Flash-back sur la "Rencontre avec Bruno Nuytten"

Par David Quesemand, AFC

par David Quesemand

Le Feu follet, de Louis Malle, photographié par Ghislain Cloquet (1963) est le premier extrait en hommage à son professeur de l’Insas. La précision de la mise en scène et du découpage frappe. Un petit détour technique sur le développement rapide choisi par G. Cloquet pour obtenir cette douceur de gamma, cette finesse des niveaux de gris dont la copie trop contraste ne rend pas du tout compte.

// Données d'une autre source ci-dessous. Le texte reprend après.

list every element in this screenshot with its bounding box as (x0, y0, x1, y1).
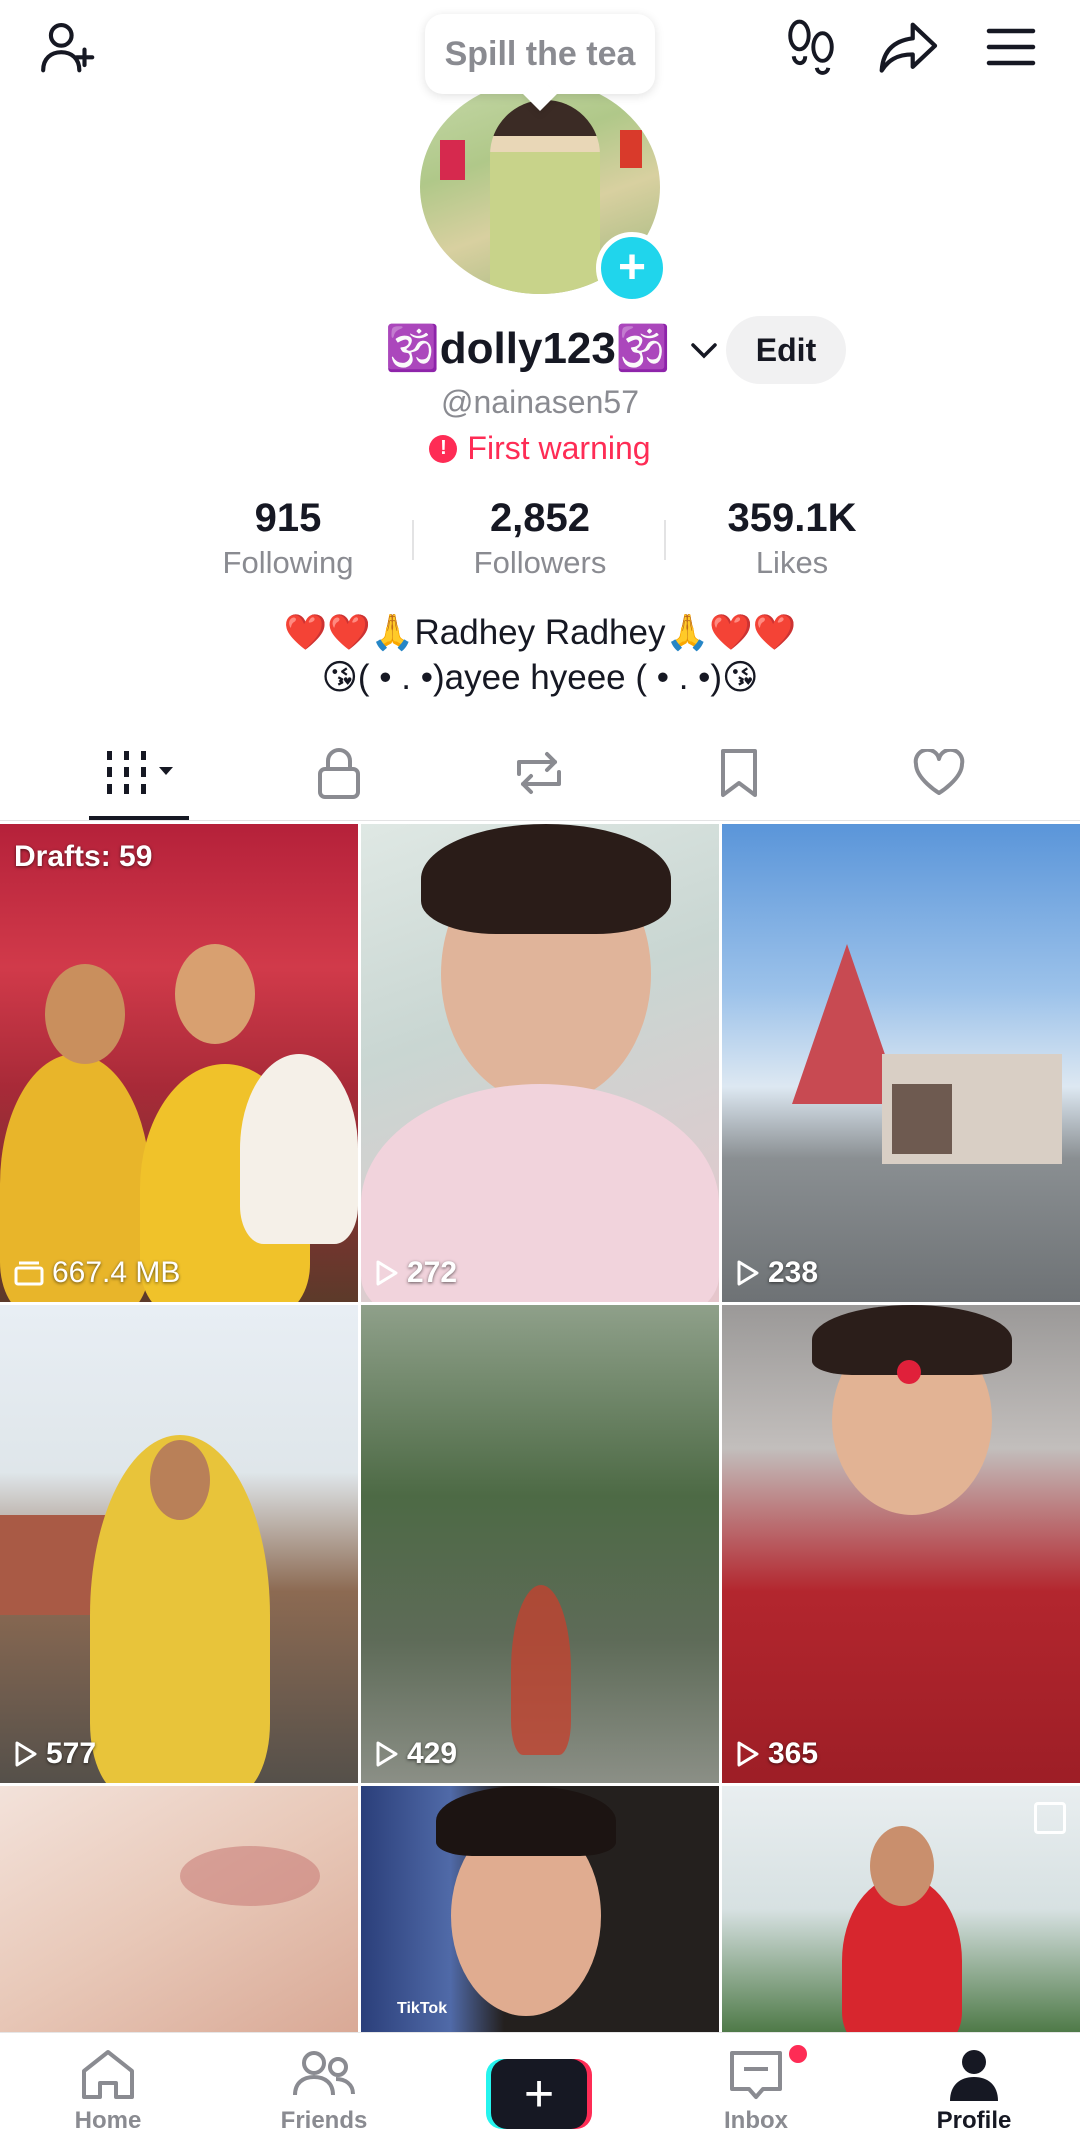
stat-label: Following (222, 545, 354, 580)
stat-followers[interactable]: 2,852 Followers (430, 496, 650, 581)
tile-label: 238 (768, 1256, 819, 1289)
drafts-folder-icon (14, 1261, 44, 1286)
warning-icon: ! (429, 434, 458, 463)
add-friend-icon[interactable] (34, 12, 104, 82)
divider (664, 520, 666, 560)
chevron-down-icon (691, 343, 717, 359)
nav-label: Home (74, 2107, 142, 2134)
tile-label: 577 (46, 1737, 97, 1770)
tile-stat: 667.4 MB (14, 1256, 180, 1290)
videos-grid-icon (107, 751, 173, 794)
create-button[interactable]: + (486, 2059, 592, 2129)
note-bubble-text: Spill the tea (444, 34, 636, 73)
video-tile[interactable]: 365 (722, 1305, 1080, 1783)
stat-value: 915 (254, 496, 322, 540)
stat-value: 359.1K (727, 496, 857, 540)
tiktok-watermark: TikTok (397, 2000, 448, 2017)
tile-stat: 577 (14, 1737, 96, 1771)
video-tile[interactable]: 272 (361, 824, 719, 1302)
nav-label: Inbox (724, 2107, 788, 2134)
plus-icon: + (491, 2059, 587, 2129)
stat-label: Followers (473, 545, 607, 580)
name-row: 🕉️dolly123🕉️ Edit (0, 316, 1080, 386)
tab-reposts[interactable] (494, 738, 584, 808)
display-name: 🕉️dolly123🕉️ (385, 324, 671, 373)
footprints-icon[interactable] (776, 12, 846, 82)
stat-value: 2,852 (489, 496, 591, 540)
tab-liked[interactable] (894, 738, 984, 808)
bio-line-2: 😘( • . •)ayee hyeee ( • . •)😘 (321, 658, 759, 697)
display-name-switcher[interactable]: 🕉️dolly123🕉️ (385, 322, 719, 374)
inbox-notification-dot (786, 2042, 810, 2066)
private-lock-icon (318, 748, 360, 799)
tab-favorites[interactable] (694, 738, 784, 808)
video-tile[interactable]: 429 (361, 1305, 719, 1783)
bottom-navigation: Home Friends + Inbox Profile (0, 2032, 1080, 2149)
warning-text: First warning (467, 430, 651, 466)
tile-stat: 429 (375, 1737, 457, 1771)
account-warning[interactable]: ! First warning (0, 430, 1080, 467)
play-icon (376, 1260, 398, 1286)
tab-videos[interactable] (94, 738, 184, 808)
reposts-icon (517, 752, 561, 794)
tile-label: 667.4 MB (52, 1256, 181, 1289)
divider (412, 520, 414, 560)
friends-icon (293, 2051, 355, 2096)
draft-tile[interactable]: Drafts: 59 667.4 MB (0, 824, 358, 1302)
play-icon (737, 1741, 759, 1767)
bio-line-1: ❤️❤️🙏Radhey Radhey🙏❤️❤️ (283, 613, 797, 652)
video-tile[interactable] (0, 1786, 358, 2032)
video-tile[interactable] (722, 1786, 1080, 2032)
edit-profile-button[interactable]: Edit (726, 316, 846, 384)
add-story-plus-icon[interactable]: + (596, 232, 668, 304)
stat-label: Likes (755, 545, 829, 580)
menu-icon[interactable] (976, 12, 1046, 82)
nav-label: Friends (280, 2107, 368, 2134)
profile-tabs (0, 728, 1080, 821)
tile-stat: 365 (736, 1737, 818, 1771)
nav-friends[interactable]: Friends (254, 2047, 394, 2135)
tile-label: 365 (768, 1737, 819, 1770)
multi-photo-icon (1034, 1802, 1066, 1834)
tile-stat: 272 (375, 1256, 457, 1290)
play-icon (376, 1741, 398, 1767)
profile-icon (950, 2050, 998, 2101)
video-tile[interactable]: TikTok (361, 1786, 719, 2032)
share-icon[interactable] (874, 12, 944, 82)
tile-label: 272 (407, 1256, 458, 1289)
tab-private[interactable] (294, 738, 384, 808)
favorites-bookmark-icon (721, 749, 757, 797)
stat-following[interactable]: 915 Following (178, 496, 398, 581)
video-tile[interactable]: 577 (0, 1305, 358, 1783)
note-bubble[interactable]: Spill the tea (425, 14, 655, 94)
home-icon (82, 2050, 134, 2099)
video-tile[interactable]: 238 (722, 824, 1080, 1302)
play-icon (15, 1741, 37, 1767)
nav-home[interactable]: Home (38, 2047, 178, 2135)
nav-profile[interactable]: Profile (904, 2047, 1044, 2135)
liked-heart-icon (913, 749, 965, 795)
play-icon (737, 1260, 759, 1286)
active-tab-indicator (89, 816, 189, 820)
nav-label: Profile (936, 2107, 1012, 2134)
drafts-count: Drafts: 59 (14, 840, 153, 873)
stat-likes[interactable]: 359.1K Likes (682, 496, 902, 581)
tile-label: 429 (407, 1737, 458, 1770)
inbox-icon (730, 2051, 782, 2099)
tile-stat: 238 (736, 1256, 818, 1290)
username-handle: @nainasen57 (441, 384, 639, 420)
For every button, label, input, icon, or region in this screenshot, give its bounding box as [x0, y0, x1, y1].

Chaque extrait projeté sera d’ailleurs une déception pour Bruno : la copie de Possession, de Zulawski, est trop claire et trop chaude, le film a été restauré sans qu’il ne soit invité. Barocco, de Téchiné (1972), aurait grand besoin d’être restauré mais les ayants-droit ne font rien…
Nuytten… N’Guyen ? Marguerite Duras aime le patronyme de Bruno, qui sonne un peu vietnamien mais le trouve un peu jeune : elle lui demande de lui présenter un opérateur dont il sera l’assistant. Ce sera Ricardo Aronovich puis Ghislain Cloquet. Le troisième film sera le bon pour débuter une collaboration qu’il adore quand elle lui demande de l’amener ailleurs comme pour India Song (1975), tourné en banlieue parisienne. Toute petite équipe pour une aventure expérimentale comme il les aime. Mais le voilà bientôt happé par de plus gros budgets. En sortant de Fort Sagane, d’Alain Corneau (1984), Henrik Chroscicki, de Technovision Rome, lui offre de garder une des caméras, Jacques Doillon ne veut pas d’anamorphique pour La Pirate (1984) mais le film se fait grâce à ce prêt et le partage des salaires entre cinq techniciens.
Il sort exténué de presque un an de tournage avec Claude Berri sur les grosses machines Jean de Florette et Manon des sources (1986) et y laissera là ses cellules.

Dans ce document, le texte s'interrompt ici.